The main target groups for this proposed project are (1) the general public, in order to raise awareness of the discrimination and persecution of travelling circus groups throughout history; (2) the circus community itself, aiming to help people who suffered during National Socialism be recognized as victims of the Nazi regime and their allies; (3) historians and performance studies scholars, in order to stimulate further research; (4) archives and museums, in order to initiate exhibitions on our project’s topic; (5) primary, secondary and university students, in order to provide them with new teaching material.

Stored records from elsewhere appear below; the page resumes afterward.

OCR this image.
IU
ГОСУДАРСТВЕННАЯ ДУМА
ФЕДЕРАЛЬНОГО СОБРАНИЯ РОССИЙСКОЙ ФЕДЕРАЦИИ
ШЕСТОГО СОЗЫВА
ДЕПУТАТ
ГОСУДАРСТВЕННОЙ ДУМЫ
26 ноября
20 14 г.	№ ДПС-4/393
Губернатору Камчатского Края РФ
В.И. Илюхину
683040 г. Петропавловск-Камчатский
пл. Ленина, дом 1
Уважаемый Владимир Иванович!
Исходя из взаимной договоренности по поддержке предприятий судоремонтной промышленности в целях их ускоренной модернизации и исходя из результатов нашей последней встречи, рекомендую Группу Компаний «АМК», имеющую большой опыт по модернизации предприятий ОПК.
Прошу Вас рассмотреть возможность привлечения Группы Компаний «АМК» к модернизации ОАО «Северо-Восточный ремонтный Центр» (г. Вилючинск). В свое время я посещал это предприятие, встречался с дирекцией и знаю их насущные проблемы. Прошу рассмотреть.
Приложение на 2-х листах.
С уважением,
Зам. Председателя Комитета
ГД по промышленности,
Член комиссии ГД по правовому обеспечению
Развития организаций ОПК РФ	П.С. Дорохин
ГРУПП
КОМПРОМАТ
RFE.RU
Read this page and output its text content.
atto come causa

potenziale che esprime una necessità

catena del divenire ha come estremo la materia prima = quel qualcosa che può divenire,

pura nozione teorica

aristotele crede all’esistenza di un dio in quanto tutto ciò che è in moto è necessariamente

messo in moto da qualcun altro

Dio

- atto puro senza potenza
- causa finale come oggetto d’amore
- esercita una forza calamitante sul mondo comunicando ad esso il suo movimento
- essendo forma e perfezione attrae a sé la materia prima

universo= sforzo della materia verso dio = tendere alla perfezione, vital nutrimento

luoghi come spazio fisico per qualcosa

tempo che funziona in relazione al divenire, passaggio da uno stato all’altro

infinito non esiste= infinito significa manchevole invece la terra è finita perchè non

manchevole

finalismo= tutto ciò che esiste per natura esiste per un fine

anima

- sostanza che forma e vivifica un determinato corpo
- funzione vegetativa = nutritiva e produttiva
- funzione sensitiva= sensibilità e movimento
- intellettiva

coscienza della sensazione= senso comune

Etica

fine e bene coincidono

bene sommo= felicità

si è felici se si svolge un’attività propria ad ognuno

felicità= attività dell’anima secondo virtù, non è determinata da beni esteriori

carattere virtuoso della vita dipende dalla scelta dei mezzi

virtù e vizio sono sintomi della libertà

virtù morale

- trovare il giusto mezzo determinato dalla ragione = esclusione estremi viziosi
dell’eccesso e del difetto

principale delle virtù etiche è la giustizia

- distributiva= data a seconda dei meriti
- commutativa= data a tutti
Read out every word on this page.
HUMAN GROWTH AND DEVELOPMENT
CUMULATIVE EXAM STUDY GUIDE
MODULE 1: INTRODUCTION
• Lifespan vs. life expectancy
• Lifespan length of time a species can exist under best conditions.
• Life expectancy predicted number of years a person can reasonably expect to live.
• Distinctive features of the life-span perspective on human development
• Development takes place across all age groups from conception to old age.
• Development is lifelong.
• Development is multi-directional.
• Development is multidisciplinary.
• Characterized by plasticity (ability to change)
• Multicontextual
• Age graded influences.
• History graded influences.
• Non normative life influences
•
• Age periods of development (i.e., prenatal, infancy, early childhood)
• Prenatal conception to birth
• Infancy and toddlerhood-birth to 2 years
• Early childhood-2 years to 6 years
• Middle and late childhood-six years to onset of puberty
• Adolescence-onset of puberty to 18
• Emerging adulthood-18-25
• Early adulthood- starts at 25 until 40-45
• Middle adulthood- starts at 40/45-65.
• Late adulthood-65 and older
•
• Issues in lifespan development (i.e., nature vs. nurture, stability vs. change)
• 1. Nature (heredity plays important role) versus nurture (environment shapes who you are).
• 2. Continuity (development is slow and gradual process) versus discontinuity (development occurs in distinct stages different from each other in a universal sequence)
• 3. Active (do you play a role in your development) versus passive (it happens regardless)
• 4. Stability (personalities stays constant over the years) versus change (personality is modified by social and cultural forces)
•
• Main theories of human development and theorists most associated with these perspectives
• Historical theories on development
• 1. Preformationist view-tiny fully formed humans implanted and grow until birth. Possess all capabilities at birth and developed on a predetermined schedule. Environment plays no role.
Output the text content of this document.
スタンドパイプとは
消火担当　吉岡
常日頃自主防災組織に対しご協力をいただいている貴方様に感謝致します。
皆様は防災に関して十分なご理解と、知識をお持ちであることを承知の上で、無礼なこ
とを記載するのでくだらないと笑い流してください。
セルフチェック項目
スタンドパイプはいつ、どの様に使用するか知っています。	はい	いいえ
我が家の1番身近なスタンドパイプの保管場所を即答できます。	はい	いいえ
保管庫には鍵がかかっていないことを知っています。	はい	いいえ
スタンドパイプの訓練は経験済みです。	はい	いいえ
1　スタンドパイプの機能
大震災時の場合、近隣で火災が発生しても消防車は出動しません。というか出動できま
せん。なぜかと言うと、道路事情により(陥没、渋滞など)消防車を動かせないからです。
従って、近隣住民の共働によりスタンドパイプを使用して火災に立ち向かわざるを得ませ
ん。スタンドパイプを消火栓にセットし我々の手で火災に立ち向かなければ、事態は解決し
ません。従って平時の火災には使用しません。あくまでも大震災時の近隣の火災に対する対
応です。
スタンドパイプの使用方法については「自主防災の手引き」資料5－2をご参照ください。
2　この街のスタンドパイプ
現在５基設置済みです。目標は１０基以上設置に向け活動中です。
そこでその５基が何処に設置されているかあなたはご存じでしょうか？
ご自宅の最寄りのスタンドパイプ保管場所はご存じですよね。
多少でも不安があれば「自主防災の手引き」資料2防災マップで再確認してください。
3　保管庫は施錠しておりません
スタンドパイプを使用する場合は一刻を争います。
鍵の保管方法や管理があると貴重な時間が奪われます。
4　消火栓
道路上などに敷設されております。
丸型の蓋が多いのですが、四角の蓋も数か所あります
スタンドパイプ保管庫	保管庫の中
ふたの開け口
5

The project’s interactive webpage will present chosen documents, lists of archives and other archival findings, a constantly updated bibliography and a research survey. The webpage will be in English, French and German. We will combine our archival and literature studies with oral history and we will publish images, videos clips and records of testimonies and life stories online. Through social media channels the project hopes to benefit from users’ comments, especially those coming from the circus community.  Based on research results, and in order to attract the general public’s attention, part of the project will also develop and direct smaller performance acts on the International  Museum Day in May 2017 (Museum Europäischer Kulturen, Staatlicher Museen zu Berlin – Preuβischer Kulturbesitz) and on the World Circus Day in 2018 (Teatteri Mestola, Helsinki).

Other key-partners of the project are the International Tracing Service – ITS (Bad Arolsen), Mémorial de la Shoah (Paris), Gesellschaft deutscher Circusfreunde e.V., Yahad – In Unum (Paris), and Bohusläns Museum (Uddevalla).